🤖 AI Summary
Conversational systems often produce irrelevant responses and exhibit turn-taking disorganization in multi-speaker noisy environments. To address this, we propose the first end-to-end audio-visual fusion framework for spoken dialogue modeling, jointly leveraging acoustic signals and visual cues—including gaze direction and speech activity—to enable target speaker tracking, streaming speaker-aware transcription, semantically aligned turn boundary detection, and coherent response generation. Our approach introduces a novel multi-task, multi-stage training paradigm that integrates acoustic tokenization with a multimodal fusion network, jointly optimized across single-speaker, synthetic, and real-world audiovisual datasets. Experiments demonstrate significant reductions in transcription error rates, improved turn-switch prediction accuracy, and higher human-rated dialogue fluency scores. These results validate the critical role of audio-visual synergy in building robust and natural conversational systems.
📝 Abstract
Dialogue models falter in noisy, multi-speaker environments, often producing irrelevant responses and awkward turn-taking.

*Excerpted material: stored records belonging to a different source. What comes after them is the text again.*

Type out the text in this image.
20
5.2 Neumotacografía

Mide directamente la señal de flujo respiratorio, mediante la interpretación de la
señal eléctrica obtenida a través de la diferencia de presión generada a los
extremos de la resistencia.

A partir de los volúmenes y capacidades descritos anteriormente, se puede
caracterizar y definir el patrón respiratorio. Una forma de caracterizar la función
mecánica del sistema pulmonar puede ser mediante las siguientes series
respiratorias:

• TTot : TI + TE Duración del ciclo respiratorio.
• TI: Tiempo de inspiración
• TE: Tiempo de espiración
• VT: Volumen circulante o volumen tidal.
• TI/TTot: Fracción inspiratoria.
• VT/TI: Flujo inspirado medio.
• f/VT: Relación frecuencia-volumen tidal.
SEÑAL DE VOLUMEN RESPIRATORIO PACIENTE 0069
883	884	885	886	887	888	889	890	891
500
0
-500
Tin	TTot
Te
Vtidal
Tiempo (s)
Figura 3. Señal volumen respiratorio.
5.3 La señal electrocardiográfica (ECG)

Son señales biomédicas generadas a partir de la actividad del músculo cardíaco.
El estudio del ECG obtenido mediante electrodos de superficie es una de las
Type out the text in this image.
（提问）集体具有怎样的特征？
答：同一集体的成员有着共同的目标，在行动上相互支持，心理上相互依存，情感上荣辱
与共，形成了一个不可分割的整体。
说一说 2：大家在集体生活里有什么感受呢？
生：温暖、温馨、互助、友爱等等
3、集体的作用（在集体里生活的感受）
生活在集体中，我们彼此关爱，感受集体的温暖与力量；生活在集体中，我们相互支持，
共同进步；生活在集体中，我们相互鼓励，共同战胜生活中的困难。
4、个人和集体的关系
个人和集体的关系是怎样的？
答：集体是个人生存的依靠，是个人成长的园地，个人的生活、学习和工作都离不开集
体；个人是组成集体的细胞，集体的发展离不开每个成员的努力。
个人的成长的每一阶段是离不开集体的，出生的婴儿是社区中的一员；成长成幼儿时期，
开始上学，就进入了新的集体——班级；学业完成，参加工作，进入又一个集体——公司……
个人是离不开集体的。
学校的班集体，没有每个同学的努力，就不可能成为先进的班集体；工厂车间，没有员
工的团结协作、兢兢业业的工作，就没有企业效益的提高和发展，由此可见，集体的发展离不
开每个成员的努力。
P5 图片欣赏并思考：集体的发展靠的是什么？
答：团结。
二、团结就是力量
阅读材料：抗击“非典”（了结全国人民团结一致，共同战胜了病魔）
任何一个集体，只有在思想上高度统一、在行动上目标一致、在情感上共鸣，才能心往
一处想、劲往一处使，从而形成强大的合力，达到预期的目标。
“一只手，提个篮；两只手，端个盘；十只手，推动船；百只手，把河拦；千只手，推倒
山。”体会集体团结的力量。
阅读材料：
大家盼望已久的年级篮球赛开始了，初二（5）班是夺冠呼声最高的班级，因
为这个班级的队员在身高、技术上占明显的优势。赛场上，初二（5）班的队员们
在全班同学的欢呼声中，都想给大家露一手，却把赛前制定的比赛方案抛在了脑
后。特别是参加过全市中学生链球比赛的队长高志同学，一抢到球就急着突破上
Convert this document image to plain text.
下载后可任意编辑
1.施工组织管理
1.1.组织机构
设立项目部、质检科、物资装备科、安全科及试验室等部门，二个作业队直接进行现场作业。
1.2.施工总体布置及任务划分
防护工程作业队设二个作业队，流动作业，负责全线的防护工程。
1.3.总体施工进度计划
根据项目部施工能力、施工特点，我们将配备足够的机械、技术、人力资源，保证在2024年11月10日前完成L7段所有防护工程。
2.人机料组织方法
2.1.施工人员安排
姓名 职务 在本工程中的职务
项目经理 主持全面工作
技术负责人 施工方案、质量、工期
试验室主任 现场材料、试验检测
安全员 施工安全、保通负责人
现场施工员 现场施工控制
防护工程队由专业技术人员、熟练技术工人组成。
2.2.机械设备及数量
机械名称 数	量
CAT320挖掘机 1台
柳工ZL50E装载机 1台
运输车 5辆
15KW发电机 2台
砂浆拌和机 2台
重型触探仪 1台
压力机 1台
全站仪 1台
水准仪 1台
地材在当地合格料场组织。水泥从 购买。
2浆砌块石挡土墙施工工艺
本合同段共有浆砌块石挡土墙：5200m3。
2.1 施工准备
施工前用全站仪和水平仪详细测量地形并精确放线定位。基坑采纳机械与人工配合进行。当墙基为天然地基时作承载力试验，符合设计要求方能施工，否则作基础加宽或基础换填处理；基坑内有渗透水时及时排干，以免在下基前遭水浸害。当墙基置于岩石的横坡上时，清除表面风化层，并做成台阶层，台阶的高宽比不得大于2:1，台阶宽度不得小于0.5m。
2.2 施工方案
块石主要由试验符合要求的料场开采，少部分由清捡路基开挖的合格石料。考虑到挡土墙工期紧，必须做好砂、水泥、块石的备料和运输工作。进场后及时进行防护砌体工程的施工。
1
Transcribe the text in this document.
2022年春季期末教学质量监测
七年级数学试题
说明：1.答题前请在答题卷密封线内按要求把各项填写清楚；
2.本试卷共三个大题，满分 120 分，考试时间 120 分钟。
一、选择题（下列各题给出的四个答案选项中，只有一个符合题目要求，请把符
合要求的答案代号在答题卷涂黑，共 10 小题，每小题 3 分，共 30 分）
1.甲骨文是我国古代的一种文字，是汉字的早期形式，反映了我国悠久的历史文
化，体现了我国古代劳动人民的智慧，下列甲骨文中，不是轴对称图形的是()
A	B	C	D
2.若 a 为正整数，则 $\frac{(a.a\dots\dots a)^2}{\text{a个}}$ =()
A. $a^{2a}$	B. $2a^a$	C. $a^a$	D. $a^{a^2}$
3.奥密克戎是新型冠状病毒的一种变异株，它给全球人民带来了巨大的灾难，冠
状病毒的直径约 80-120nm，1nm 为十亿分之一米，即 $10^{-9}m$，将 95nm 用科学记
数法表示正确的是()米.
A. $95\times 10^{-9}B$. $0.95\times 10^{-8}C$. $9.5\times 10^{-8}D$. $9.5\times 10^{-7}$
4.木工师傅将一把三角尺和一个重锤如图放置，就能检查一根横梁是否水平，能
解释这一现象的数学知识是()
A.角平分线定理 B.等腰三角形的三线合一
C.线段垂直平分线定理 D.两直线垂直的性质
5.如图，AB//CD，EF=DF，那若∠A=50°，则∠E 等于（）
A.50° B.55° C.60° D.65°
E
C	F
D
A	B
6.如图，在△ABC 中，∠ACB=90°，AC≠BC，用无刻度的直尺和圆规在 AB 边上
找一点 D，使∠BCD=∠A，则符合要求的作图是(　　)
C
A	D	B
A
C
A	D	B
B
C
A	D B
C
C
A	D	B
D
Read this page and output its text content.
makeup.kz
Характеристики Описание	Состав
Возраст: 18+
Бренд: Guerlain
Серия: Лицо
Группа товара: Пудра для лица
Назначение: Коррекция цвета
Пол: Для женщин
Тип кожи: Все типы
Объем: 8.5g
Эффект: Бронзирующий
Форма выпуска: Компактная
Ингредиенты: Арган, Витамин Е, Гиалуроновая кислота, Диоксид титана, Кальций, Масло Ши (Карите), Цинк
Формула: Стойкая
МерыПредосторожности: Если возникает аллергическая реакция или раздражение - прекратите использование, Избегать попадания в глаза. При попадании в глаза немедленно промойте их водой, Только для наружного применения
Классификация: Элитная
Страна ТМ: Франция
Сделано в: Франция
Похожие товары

We present AV-Dialog, the first multimodal dialog framework that uses both audio and visual cues to track the target speaker, predict turn-taking, and generate coherent responses. By combining acoustic tokenization with multi-task, multi-stage training on monadic, synthetic, and real audio-visual dialogue datasets, AV-Dialog achieves robust streaming transcription, semantically grounded turn-boundary detection and accurate responses, resulting in a natural conversational flow. Experiments show that AV-Dialog outperforms audio-only models under interference, reducing transcription errors, improving turn-taking prediction, and enhancing human-rated dialogue quality. These results highlight the power of seeing as well as hearing for speaker-aware interaction, paving the way for {spoken} dialogue agents that perform {robustly} in real-world, noisy environments.